Drug-free Workplace Act of 1988
This act applies to employers and contractors entering into contracts with the government in excess of $100,000 and requires that they maintain a drug-free workplace. Though this act does not require drug testing, there are several provisions that employers must follow, including:
- The employer must publish a policy statement prohibiting the manufacture, distribution, possession or use of a controlled substance in the workplace. The policy must include an outline of the actions that will be taken if an employee violates such prohibitions.
- The employer must establish a drug-free program to educate employees on the dangers of using drugs in the workplace.
- The employer must provide drug counseling, rehabilitation assistance and an Employee Assistance Program.
- The employer must require that all employees working under the contract receive a written drug policy statement.
- The employer must notify its employees in the policy statement that, as a condition of employment under the contract, they must abide by the policy and notify the company if they are convicted of a criminal drug offense within five days of the conviction.
- The employer must then notify the procuring agency of the employee’s conviction within 10 days of learning of the conviction.
- The employer must impose penalties onto the employee for violating the policy statement or require the employee to complete a drug rehabilitation program.
- The employer must make a “good faith” effort to maintain a drug-free workplace by meeting the requirements of this legislation.

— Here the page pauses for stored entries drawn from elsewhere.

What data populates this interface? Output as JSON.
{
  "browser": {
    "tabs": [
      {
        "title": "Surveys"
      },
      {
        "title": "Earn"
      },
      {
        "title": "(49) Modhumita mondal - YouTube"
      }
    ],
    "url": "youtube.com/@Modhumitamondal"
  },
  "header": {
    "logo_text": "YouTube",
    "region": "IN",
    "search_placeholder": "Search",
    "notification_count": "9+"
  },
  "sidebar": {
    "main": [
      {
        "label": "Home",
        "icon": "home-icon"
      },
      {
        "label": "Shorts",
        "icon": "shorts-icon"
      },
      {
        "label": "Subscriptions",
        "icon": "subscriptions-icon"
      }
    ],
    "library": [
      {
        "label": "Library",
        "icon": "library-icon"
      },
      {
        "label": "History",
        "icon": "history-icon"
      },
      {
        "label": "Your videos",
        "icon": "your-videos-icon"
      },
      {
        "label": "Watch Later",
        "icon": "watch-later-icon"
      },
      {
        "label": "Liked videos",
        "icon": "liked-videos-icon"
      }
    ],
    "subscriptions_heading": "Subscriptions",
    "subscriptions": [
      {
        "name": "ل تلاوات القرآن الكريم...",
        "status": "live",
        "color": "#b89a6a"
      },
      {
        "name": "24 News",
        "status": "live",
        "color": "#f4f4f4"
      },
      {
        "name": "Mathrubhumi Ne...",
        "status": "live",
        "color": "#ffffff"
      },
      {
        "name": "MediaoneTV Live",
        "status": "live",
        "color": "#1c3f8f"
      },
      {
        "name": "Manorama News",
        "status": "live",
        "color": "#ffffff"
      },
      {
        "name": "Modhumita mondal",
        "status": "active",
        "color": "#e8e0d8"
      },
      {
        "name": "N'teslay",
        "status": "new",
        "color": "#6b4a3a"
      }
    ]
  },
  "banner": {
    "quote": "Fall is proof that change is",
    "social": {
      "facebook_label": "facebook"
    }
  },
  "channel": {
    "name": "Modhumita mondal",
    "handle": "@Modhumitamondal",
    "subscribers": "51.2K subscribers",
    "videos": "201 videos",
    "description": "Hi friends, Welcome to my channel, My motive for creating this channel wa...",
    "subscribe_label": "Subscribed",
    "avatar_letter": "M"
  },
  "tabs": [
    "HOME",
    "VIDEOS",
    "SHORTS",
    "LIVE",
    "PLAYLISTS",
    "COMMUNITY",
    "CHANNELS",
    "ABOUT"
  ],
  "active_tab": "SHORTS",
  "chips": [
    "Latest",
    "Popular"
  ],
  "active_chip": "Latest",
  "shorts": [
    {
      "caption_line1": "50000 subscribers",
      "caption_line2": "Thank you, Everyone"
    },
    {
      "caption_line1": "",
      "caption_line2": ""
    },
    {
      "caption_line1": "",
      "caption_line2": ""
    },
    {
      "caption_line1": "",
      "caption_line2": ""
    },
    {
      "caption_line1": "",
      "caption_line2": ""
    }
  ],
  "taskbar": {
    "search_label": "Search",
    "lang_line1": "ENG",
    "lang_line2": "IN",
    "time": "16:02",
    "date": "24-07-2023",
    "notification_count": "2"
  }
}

Omnibus Transportation Employees Testing Act of 1991
The Department of Transportation (DOT) requires employers who engage in for-hire or private truck or bus operations to conduct mandatory drug and/or alcohol testing of their interstate and intrastate commercial motor vehicle drivers. The regulations are located in Title 49 of the Code of Federal Regulations.
Under this act, commercial motor vehicle drivers are prohibited from driving or performing any tasks that are safety-sensitive when they have used drugs or alcohol, tested positive, or refused to take a drug and/or alcohol test. This applies to any truck driver who must obtain a commercial driver’s license (CDL) to operate a vehicle weighing at least 26,000 pounds, vehicles used to transport hazardous materials, or buses used to transport 16 or more passengers (including the driver).
The Americans with Disabilities Act (ADA)
Under this act, those currently engaging in the use of illegal drugs are excluded from protections as “qualified individuals with disabilities.” Drug addicts, however, do qualify if they have been successfully rehabilitated, or are participating in a supervised rehabilitation program, and are not currently using illegal drugs. Therefore, only those who are currently using drugs may be denied employment or terminated. Alcoholics, on the other hand, may not be denied employment or terminated for their excessive use of alcohol. They can only be denied protection under the ADA when their abuse of alcohol infringes on their ability to perform their job duties.
In accordance with the ADA, employers can require drug testing prior to offering employment, as this testing is not considered a medical examination. However, the ADA does prohibit any other medical testing (including alcohol testing) prior to employment.
Family and Medical Leave Act (FMLA)
Under the FMLA, leave can only be taken for the treatment of substance abuse when an employee is referred to treatment by a health care provider. In the event that an employee is absent from his or her job due to substance abuse but is not gone because of treatment ordered by a health care provider, the absence would not constitute FMLA-approved leave.
All employers should consult with their legal advisors to ensure that their drug testing policies are in compliance with any applicable federal, state or local laws, and designed to withstand legal challenges.